Zero Day Procedure: Request for New Marketing Authorisation in the Czech Republic with a Shortened Timetable

The zero day procedure is an exceptional tool that allows accelerated marketing authorisation of essential, critical, or long-term unavailable medicinal products in the Czech market. Only medicinal products that are already nationally authorized in another country of the European Economic Area (EEA) or authorized in multiple EEA countries via a decentralized procedure (DCP) or mutual recognition procedure (MRP, or RUP – Repeat Use procedure) can be authorized through this procedure, provided that the standard procedure is not suitable – namely in urgent cases where the standard MRP/RUP timeline does not allow authorisation within the required timeframe. Within the zero day procedure, SÚKL will approve the dossier as it has already been approved in another member state / states of the EEA, without comments. The same applies to the Product Information (Summary of Product Characteristics (SmPC), Patient Information Leaflet (PIL), and Information on the packaging (LAB)). A prerequisite for SÚKL’s consent to the authorisation of a medicinal product through the zero day procedure is that the medicinal product will be placed on the market in the Czech Republic without delay.

More information can be found in the CMDh document Procedural Advice on Zero day MR procedure.

Process for Submitting an Intention to Submit a Zero Day Procedure with the Czech Republic as CMS (Concerned Member State)

Who Applies for Zero Day Procedure

It is expected that in most cases, SÚKL will initiate negotiations with the marketing authorization holder of the relevant medicinal product, considering the current situation on the Czech market.

However, in exceptional cases, the marketing authorization holder of the medicinal product authorised in another member state / states of the EEA can also contact SÚKL with the intention to submit an application for the authorisation of a medicinal product with the Czech Republic as CMS within a zero day procedure.

When to Apply for Zero Day Procedure

This procedure should only be used if the relevant procedure with a standard timetable (MRP/RUP) is not suitable due to the need for the earliest possible authorisation of the medicinal product in the Czech Republic. In the case of the marketing authorization holder’s intention to submit a zero day procedure, SÚKL should be contacted well in advance (optimally 1-2 months) before the proposed date of the actual application submission via the zero day procedure.

How to Apply for Zero Day Procedure

The applicant fills in the SÚKL questionnaire: “Zero Day Procedure – dotazník (questionnaire)” and sends it via email to mrp@sukl.gov.cz, including attachments. The questionnaire includes a commitment from the applicant that the product will be placed on the market in the Czech Republic, including the expected start date of supply and the number of packages. It is essential to attach the SmPC, Flow-chart (Annex 5.8 of the application form), and Finished product specification (module 3.2.P.5.1 documentation in eCTD).

After evaluation, the applicant will be contacted by the relevant SÚKL employee.

Only after receiving SÚKL’s consent for authorisation via the zero day procedure can the applicant contact RMS (reference member state) and proceed further according to the RMS instructions.

SÚKL may decide to reject the intention to submit an application for authorisation of the product via the zero day procedure. In such cases, the application for the authorisation of the medicinal product can always be submitted via the standard procedure (MRP/RUP).

Process for Submitting Applications for Zero Day Procedure with the Czech Republic as RMS

In this case, the medicinal product is already authorized in the Czech Republic and involves extending the authorisation to other member states of the EEA through the zero day procedure.

In the case of the intention to submit this type of procedure, it is necessary to inquire in advance about the possibility of submission at the email address mrp@sukl.gov.cz.
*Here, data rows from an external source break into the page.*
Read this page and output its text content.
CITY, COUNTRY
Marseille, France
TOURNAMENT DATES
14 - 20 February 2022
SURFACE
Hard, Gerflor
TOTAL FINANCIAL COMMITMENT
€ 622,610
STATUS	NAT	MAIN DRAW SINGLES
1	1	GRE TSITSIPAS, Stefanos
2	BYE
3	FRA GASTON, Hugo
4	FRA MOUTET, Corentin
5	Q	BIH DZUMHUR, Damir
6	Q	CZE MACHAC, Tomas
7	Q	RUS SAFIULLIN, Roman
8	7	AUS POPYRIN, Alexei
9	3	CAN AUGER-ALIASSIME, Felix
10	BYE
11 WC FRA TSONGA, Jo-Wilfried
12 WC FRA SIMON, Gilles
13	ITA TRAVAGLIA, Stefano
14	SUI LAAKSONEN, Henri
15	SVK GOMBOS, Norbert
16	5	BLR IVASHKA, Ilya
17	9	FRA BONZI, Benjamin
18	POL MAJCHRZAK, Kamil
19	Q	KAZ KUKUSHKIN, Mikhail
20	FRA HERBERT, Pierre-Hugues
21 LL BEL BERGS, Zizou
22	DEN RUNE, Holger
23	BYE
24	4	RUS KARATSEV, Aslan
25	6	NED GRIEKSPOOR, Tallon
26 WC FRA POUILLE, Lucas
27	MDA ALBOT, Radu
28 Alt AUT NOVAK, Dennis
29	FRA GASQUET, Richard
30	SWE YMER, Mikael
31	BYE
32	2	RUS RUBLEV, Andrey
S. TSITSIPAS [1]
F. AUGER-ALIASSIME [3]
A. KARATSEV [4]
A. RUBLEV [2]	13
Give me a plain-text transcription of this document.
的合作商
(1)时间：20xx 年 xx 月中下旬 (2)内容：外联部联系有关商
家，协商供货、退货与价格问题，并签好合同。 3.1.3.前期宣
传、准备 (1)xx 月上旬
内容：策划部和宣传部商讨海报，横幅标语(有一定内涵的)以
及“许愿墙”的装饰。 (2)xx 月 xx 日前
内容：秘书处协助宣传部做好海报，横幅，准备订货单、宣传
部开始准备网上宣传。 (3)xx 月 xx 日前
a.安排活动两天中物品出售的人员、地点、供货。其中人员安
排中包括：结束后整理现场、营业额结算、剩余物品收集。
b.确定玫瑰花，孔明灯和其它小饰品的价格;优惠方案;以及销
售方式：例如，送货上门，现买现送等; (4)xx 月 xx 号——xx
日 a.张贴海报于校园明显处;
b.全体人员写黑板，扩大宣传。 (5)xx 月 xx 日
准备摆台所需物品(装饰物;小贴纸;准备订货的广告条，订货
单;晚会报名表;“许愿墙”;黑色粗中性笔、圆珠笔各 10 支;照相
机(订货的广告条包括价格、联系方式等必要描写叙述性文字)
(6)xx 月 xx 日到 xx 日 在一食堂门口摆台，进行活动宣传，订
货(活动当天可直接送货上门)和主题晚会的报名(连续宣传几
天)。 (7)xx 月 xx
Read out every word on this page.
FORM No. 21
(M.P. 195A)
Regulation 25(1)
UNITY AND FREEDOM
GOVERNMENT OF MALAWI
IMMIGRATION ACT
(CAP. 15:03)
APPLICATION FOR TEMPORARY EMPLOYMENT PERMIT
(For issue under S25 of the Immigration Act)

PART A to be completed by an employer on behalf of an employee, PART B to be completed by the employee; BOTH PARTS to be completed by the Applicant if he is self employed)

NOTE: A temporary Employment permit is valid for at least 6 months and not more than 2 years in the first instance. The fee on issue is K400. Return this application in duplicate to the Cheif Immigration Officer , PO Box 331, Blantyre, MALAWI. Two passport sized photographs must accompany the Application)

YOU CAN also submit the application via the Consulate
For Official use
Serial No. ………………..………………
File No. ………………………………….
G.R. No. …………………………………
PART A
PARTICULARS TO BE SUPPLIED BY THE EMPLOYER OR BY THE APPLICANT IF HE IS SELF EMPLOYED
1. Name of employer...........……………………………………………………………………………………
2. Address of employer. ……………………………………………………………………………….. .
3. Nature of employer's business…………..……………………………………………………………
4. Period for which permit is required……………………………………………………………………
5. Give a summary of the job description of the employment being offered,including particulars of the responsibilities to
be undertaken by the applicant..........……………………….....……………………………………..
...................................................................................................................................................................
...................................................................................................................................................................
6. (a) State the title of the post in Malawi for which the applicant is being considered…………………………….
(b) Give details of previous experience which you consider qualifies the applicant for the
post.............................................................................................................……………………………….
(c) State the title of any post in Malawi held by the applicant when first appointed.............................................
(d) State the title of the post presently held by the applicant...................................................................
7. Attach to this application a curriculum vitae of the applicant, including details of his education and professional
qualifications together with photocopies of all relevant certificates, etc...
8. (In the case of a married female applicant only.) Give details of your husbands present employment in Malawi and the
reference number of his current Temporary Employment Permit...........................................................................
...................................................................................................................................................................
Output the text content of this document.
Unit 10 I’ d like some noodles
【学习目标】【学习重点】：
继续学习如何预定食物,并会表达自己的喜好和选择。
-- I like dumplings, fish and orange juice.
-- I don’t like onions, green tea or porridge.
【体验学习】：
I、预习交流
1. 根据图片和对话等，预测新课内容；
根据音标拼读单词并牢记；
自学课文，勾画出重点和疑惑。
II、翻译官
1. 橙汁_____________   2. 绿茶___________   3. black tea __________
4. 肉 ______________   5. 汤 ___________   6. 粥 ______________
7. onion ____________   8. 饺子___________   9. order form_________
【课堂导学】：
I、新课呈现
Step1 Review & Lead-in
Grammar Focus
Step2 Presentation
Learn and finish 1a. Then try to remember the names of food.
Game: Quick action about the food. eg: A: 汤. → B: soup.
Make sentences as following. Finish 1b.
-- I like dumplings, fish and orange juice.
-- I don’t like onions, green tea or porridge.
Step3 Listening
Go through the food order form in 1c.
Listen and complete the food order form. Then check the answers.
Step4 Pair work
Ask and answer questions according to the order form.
The applicant has to provide evidence of the new CMS’s consent to this application, preferably in English.

Documentation Submitted within the Zero Day Procedure

• The sequence (following the last sequence before the zero day procedure) should include a cover letter, eAF (application form), proof of payment of cost reimbursement, annexes, the last approved Product Information in English, and any other documents relevant to the given CMS.
• This sequence is submitted to both RMS and CMS.
• The “Request for MRP/RUP” form is not submitted as part of the zero day procedure.